Frau Dr. Berger: Ja natürlich. Der Wunsch, bei der Partnerwahl erfolgreich zu sein, steht klar im Vorder­­grund. Dabei wissen solche Menschen oftmals gar nicht, was eine feste Beziehung bedeutet – weil sie noch nie eine hatten.

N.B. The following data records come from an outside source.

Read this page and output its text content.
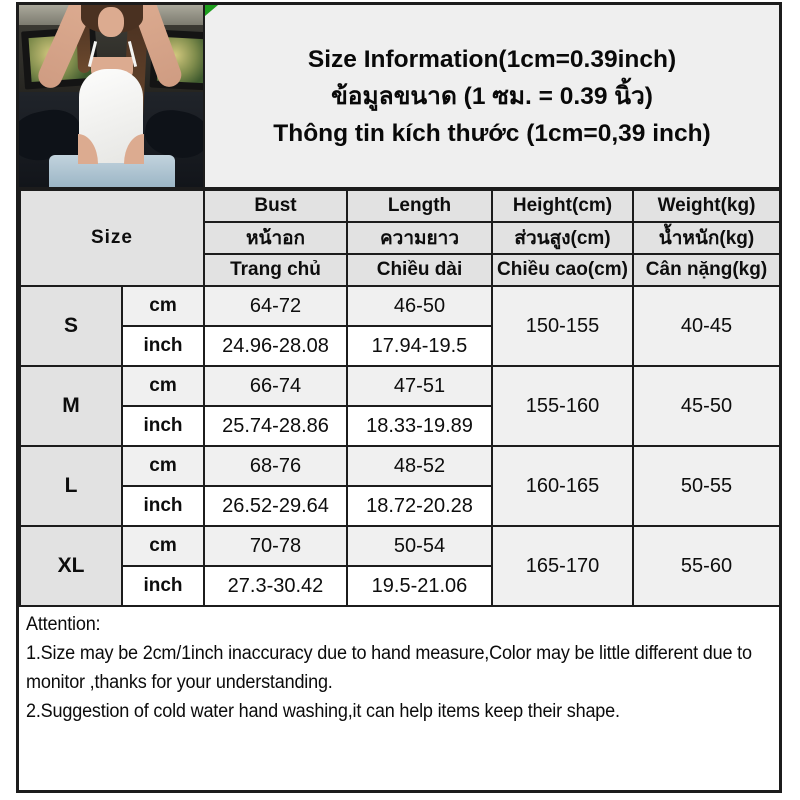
Size Information(1cm=0.39inch)
ข้อมูลขนาด (1 ซม. = 0.39 นิ้ว)
Thông tin kích thước (1cm=0,39 inch)
Size		Bust	Length	Height(cm)	Weight(kg)
		หน้าอก	ความยาว	ส่วนสูง(cm)	น้ำหนัก(kg)
		Trang chủ	Chiều dài	Chiều cao(cm)	Cân nặng(kg)
S	cm	64-72	46-50	150-155	40-45
	inch	24.96-28.08	17.94-19.5		
M	cm	66-74	47-51	155-160	45-50
	inch	25.74-28.86	18.33-19.89		
L	cm	68-76	48-52	160-165	50-55
	inch	26.52-29.64	18.72-20.28		
XL	cm	70-78	50-54	165-170	55-60
	inch	27.3-30.42	19.5-21.06		
Attention:
1.Size may be 2cm/1inch inaccuracy due to hand measure,Color may be little different due to monitor ,thanks for your understanding.
2.Suggestion of cold water hand washing,it can help items keep their shape.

Ich schicke viele dieser Leute nach Hause und bitte sie, sich einmal zu überlegen, was sie machen würden, wenn sie ernsthaft krank wären – eine Gesichtsverbrennung erlitten hätten oder wegen Krebs eine Brust amputiert bekommen müssten.

Das heißt, Sie müssen zunehmend auch psycho­therapeu­tische Aufgaben übernehmen?

Frau Dr. Berger: Nein, das können die Kollegen des entsprechenden Fachgebiets viel besser. Ich sehe meine Aufgabe als gewissenhafte Ärztin vielmehr darin, manche Patienten vor sich selbst und ihren absonderlichen Ideen zu schützen. Ästhetik verlangt - mehr denn je - nach Ethik. Das ist mein Credo.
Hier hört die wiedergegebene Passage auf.